Angry at Achilles for forcing him into this position, Agamemnon agrees but decides to take Briseis, Achilles’s long-ago war prize and Patroclus’s friend, for himself. Doing so shows great disrespect for Achilles’s honor. Knowing that Agamemnon will rape Briseis if he takes her, which will turn the army against him, Achilles lets her be taken. However, Patroclus is determined to prevent this from happening. He reveals Achilles’s plan to Agamemnon and urges him not to rape Briseis for his own sake. Agamemnon agrees.
Meanwhile, Achilles has met with his mother and decided that he is not going to fight for the Greeks until Agamemnon restores his honor. They plan that Thetis will ask Zeus, who has a debt to her, to make the Greeks lose consistently until they see how much they need Achilles. Achilles and Patroclus stay home from battle, and many Greeks die as a consequence.

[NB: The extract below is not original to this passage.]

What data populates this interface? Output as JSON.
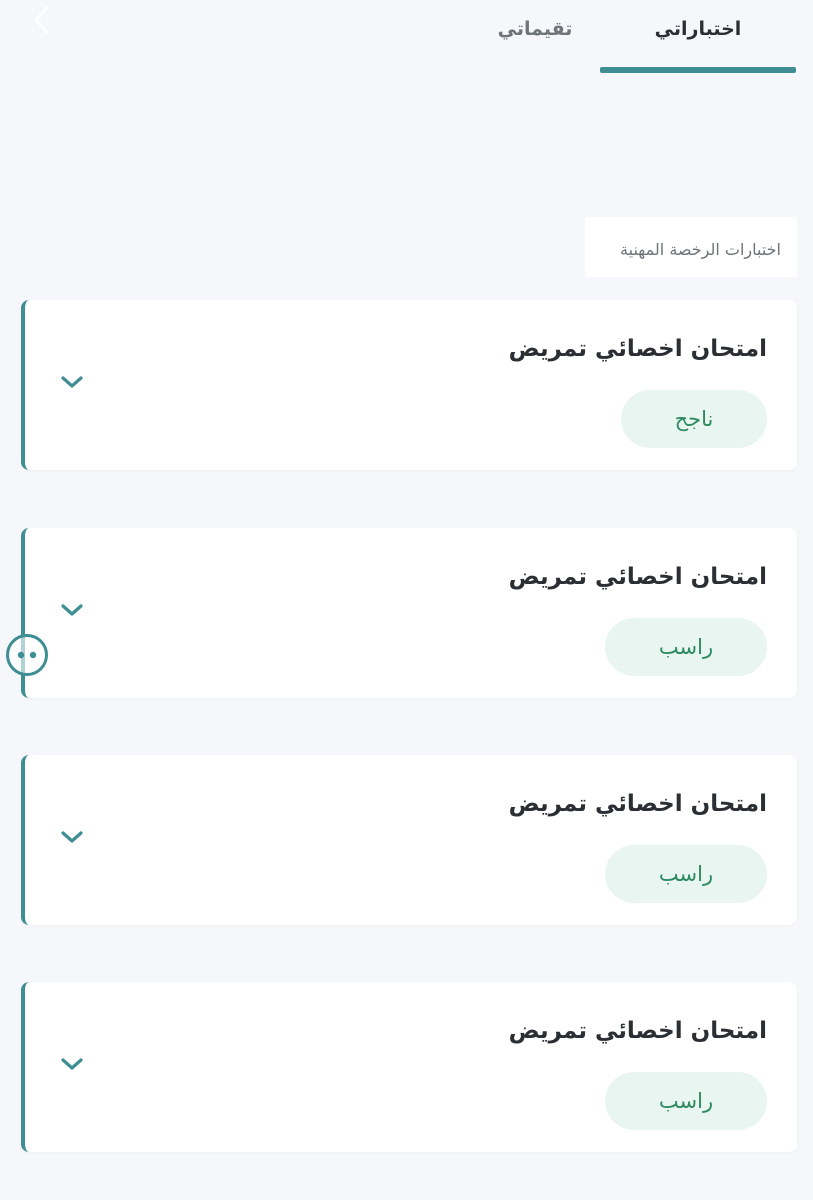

Invading the Greek camp, the Trojans slaughter many men and begin to burn the ships that are the Greeks’ only way home. A desperate Patroclus begs Achilles to return to battle. When Achilles utterly refuses, Patroclus asks to wear Achilles’s armor and lead his army into battle in his place. Instructing Patroclus not to fight, Achilles agrees. Once in the battle, however, Patroclus begins fighting and is ultimately killed by Hector.
Mad with grief, Achilles charges onto the battlefield and pursues Hector. He kills him and drags the dead warrior’s body behind his chariot. After completing his revenge, Achilles seeks to die and is pleased when he is finally killed in battle. He has asked that his ashes be mingled with those of Patroclus, and this is done.
But before his monument is made, Pyrrhus arrives—Achilles’s son with Deidameia, whom Thetis has raised. He insists that Patroclus’s name not be marked on the tomb, which dooms Patroclus to linger with his ashes rather than being reunited with Achilles in the underworld. Only after much suffering does Patroclus find someone to take pity on him: Thetis, united with him in their grief for her son. She carves Patroclus’s name into the tomb, freeing him for a joyful reunion with Achilles in the underworld.